Nos mares corporativos, o que mais tem são ondas de todo tipo e tamanho. Onde há farol, a luz ilumina criativas propostas de valor, experiências significantes, comunicação transmídia e muita storytelling.

Em paralelo às novas realidades dos mercados, preço e qualidade, por longo tempo, têm polarizado as escolhas e as estratégias orientadas para criar mercados, fechar negócios, perenizar as operações.

Podem não ser mais como eram, mas permanecem como varáveis relevantes de produtos e serviços produzidos e consumidos, seja no ambiente físico seja no virtual.

A via do preço tem um traçado direto em três pistas: uso racional de insumos, gestão paranoica de custos, margens espartanas. Não é fácil, mas é lógico: criando na origem percepção de preço baixo, na ponta a percepção seria de valor alto.

É a lógica do volume, em detrimento da margem. Um ganho pequeno por unidade, um ganho expressivo na quantidade produzida.

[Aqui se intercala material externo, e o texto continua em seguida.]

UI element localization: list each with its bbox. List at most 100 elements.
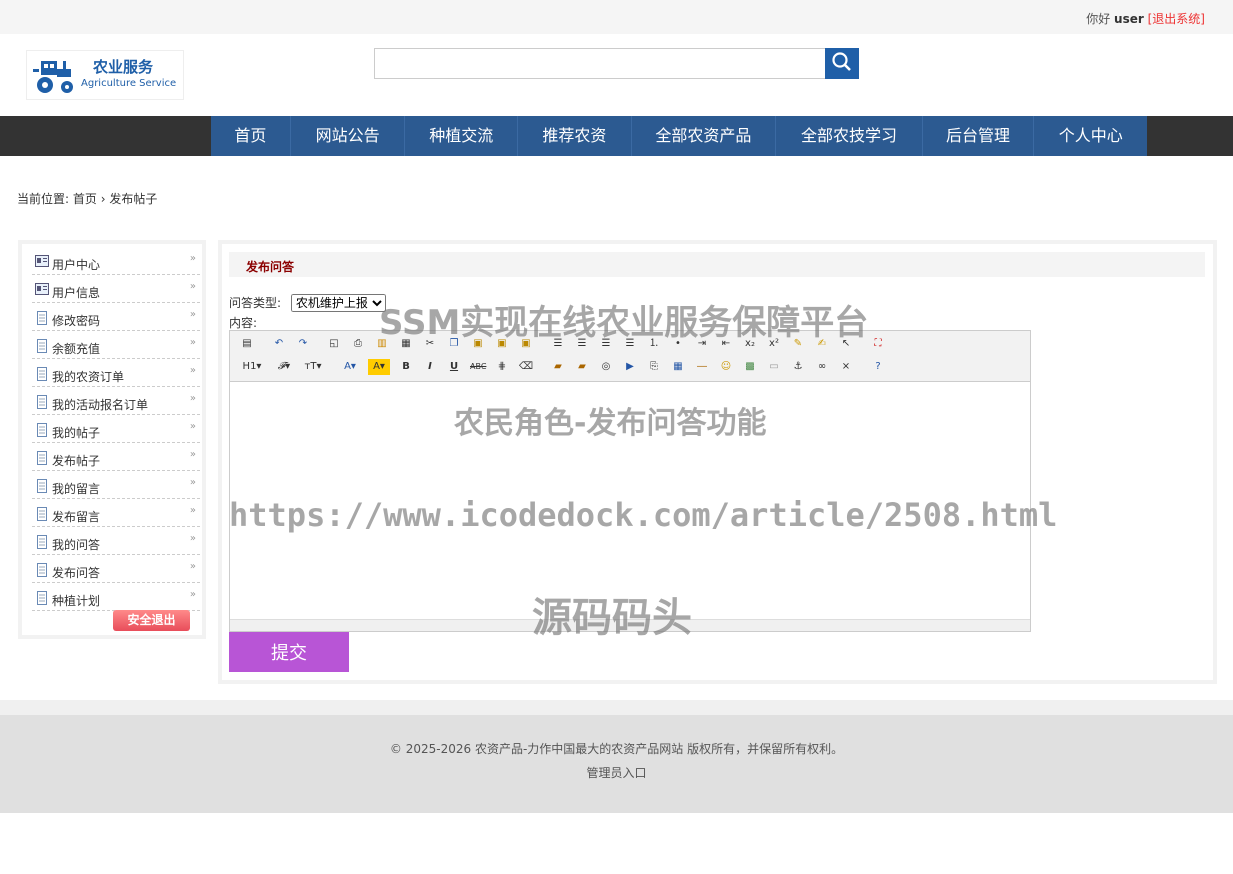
nav-all-products[interactable]: 全部农资产品 [632,116,777,156]
help-icon[interactable]: ? [870,359,886,375]
line-height-icon[interactable]: ⋕ [494,359,510,375]
sidebar-item-publish-qa[interactable]: 发布问答 » [32,556,200,583]
image-icon[interactable]: ▰ [550,359,566,375]
nav-planting-exchange[interactable]: 种植交流 [405,116,519,156]
sidebar-item-recharge[interactable]: 余额充值 » [32,332,200,359]
document-icon [35,423,49,437]
attachment-icon[interactable]: ⎘ [646,359,662,375]
sidebar-item-planting-plan[interactable]: 种植计划 » [32,584,200,611]
search-button[interactable] [825,48,859,79]
font-color-icon[interactable]: A▾ [340,359,360,375]
sidebar-item-supply-orders[interactable]: 我的农资订单 » [32,360,200,387]
emoticon-icon[interactable]: ☺ [718,359,734,375]
flash-icon[interactable]: ◎ [598,359,614,375]
italic-icon[interactable]: I [422,359,438,375]
unlink-icon[interactable]: ⨯ [838,359,854,375]
table-icon[interactable]: ▦ [670,359,686,375]
admin-entry-link[interactable]: 管理员入口 [0,764,1233,781]
top-bar: 你好 user [退出系统] [0,0,1233,34]
safe-exit-button[interactable]: 安全退出 [113,610,190,631]
link-icon[interactable]: ∞ [814,359,830,375]
align-left-icon[interactable]: ☰ [550,336,566,352]
multi-image-icon[interactable]: ▰ [574,359,590,375]
sidebar-item-user-center[interactable]: 用户中心 » [32,248,200,275]
underline-icon[interactable]: U [446,359,462,375]
code-icon[interactable]: ▦ [398,336,414,352]
chevron-right-icon: » [189,449,196,460]
horizontal-rule-icon[interactable]: ― [694,359,710,375]
header: 农业服务 Agriculture Service [0,34,1233,116]
source-icon[interactable]: ▤ [239,336,255,352]
submit-button[interactable]: 提交 [229,632,349,672]
page-break-icon[interactable]: ▭ [766,359,782,375]
chevron-right-icon: » [189,253,196,264]
qa-type-select[interactable]: 农机维护上报 [290,294,386,312]
sidebar-item-label: 我的帖子 [52,426,101,440]
paste-icon[interactable]: ▣ [470,336,486,352]
font-size-icon[interactable]: тT▾ [301,359,325,375]
sidebar-item-publish-post[interactable]: 发布帖子 » [32,444,200,471]
editor-content-area[interactable] [230,382,1030,620]
select-all-icon[interactable]: ✍ [814,336,830,352]
redo-icon[interactable]: ↷ [295,336,311,352]
nav-personal-center[interactable]: 个人中心 [1034,116,1147,156]
sidebar-item-user-info[interactable]: 用户信息 » [32,276,200,303]
nav-announcements[interactable]: 网站公告 [291,116,406,156]
sidebar-item-label: 我的问答 [52,538,101,552]
indent-icon[interactable]: ⇥ [694,336,710,352]
anchor-icon[interactable]: ⚓ [790,359,806,375]
nav-all-tech-learning[interactable]: 全部农技学习 [776,116,923,156]
cursor-icon[interactable]: ↖ [838,336,854,352]
panel-title: 发布问答 [246,260,295,274]
sidebar-item-change-password[interactable]: 修改密码 » [32,304,200,331]
document-icon [35,311,49,325]
sidebar-item-label: 发布帖子 [52,454,101,468]
nav-admin[interactable]: 后台管理 [923,116,1035,156]
highlight-color-icon[interactable]: A▾ [368,359,390,375]
fullscreen-icon[interactable]: ⛶ [870,336,886,352]
clear-format-icon[interactable]: ✎ [790,336,806,352]
bold-icon[interactable]: B [398,359,414,375]
chevron-right-icon: » [189,281,196,292]
cut-icon[interactable]: ✂ [422,336,438,352]
undo-icon[interactable]: ↶ [271,336,287,352]
paste-word-icon[interactable]: ▣ [518,336,534,352]
print-icon[interactable]: ⎙ [350,336,366,352]
logout-link[interactable]: [退出系统] [1148,12,1205,26]
sidebar-item-activity-orders[interactable]: 我的活动报名订单 » [32,388,200,415]
paste-text-icon[interactable]: ▣ [494,336,510,352]
superscript-icon[interactable]: x² [766,336,782,352]
sidebar-item-label: 发布问答 [52,566,101,580]
template-icon[interactable]: ▥ [374,336,390,352]
map-icon[interactable]: ▩ [742,359,758,375]
search-input[interactable] [374,48,825,79]
sidebar-item-publish-message[interactable]: 发布留言 » [32,500,200,527]
unordered-list-icon[interactable]: • [670,336,686,352]
font-family-icon[interactable]: 𝓕▾ [273,359,295,375]
sidebar-item-label: 我的农资订单 [52,370,125,384]
eraser-icon[interactable]: ⌫ [518,359,534,375]
outdent-icon[interactable]: ⇤ [718,336,734,352]
editor-resize-bar[interactable] [230,619,1030,631]
nav-recommended-supplies[interactable]: 推荐农资 [518,116,632,156]
media-icon[interactable]: ▶ [622,359,638,375]
align-right-icon[interactable]: ☰ [598,336,614,352]
search-box [374,48,859,79]
qa-type-row: 问答类型: 农机维护上报 [229,294,386,312]
copy-icon[interactable]: ❐ [446,336,462,352]
sidebar-item-label: 发布留言 [52,510,101,524]
subscript-icon[interactable]: x₂ [742,336,758,352]
logo[interactable]: 农业服务 Agriculture Service [26,50,184,100]
strikethrough-icon[interactable]: ABC [470,359,486,375]
sidebar-item-my-messages[interactable]: 我的留言 » [32,472,200,499]
preview-icon[interactable]: ◱ [326,336,342,352]
breadcrumb-home[interactable]: 首页 [73,192,97,206]
ordered-list-icon[interactable]: ⒈ [646,336,662,352]
sidebar-item-my-posts[interactable]: 我的帖子 » [32,416,200,443]
heading-icon[interactable]: H1▾ [239,359,265,375]
search-icon [832,52,851,71]
align-center-icon[interactable]: ☰ [574,336,590,352]
sidebar-item-my-qa[interactable]: 我的问答 » [32,528,200,555]
nav-home[interactable]: 首页 [211,116,291,156]
align-justify-icon[interactable]: ☰ [622,336,638,352]
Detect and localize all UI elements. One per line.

O problema é quando intenção não casa com execução. Um pequeno atalho ou deslize, já basta para desequilibrar a equação de valor. O preço pode ser nominalmente atrativo, mas o produto ofertado será percebido com valor inferior.

No arredondado mundo dos negócios, a via da qualidade naturalmente se posiciona na direção oposta. Seu código se baseia em diferenciação, customização, valor agregado.

Também aqui se depende de boa gestão de insumos, custos e processos, mas o norte do negócio é a percepção de valor agregado na origem e no destino. Qualidade superior na concepção, no produto finalizado, na experiência de compra, no prazer de consumo.

Volume faz parte do tempero na opção por qualidade, mas quem comanda o sabor do prato é a margem unitária. Subdimensionar um ou sobrevalorizar outra afeta o delicado equilíbrio que une variáveis complementares.

Mercados não são unidimensionais. Há tanta pluralidade de interesses e necessidades quanta variação de renda e de poder de compra. O que decide?

Preço tende a ser vital se o número de potenciais interessados é expressivo, mas a renda discricionária limitada. Qualidade fará a diferença em mercados de menor amplitude, porém com alto poder de compra.

Preço e qualidade não são excludentes, mas complementares. O desafio é criar, integrar e gerenciar as várias nuances que os mercados propiciam e os clientes esperam, entregando valor através do equilíbrio entre preço, qualidade e experiência de consumo.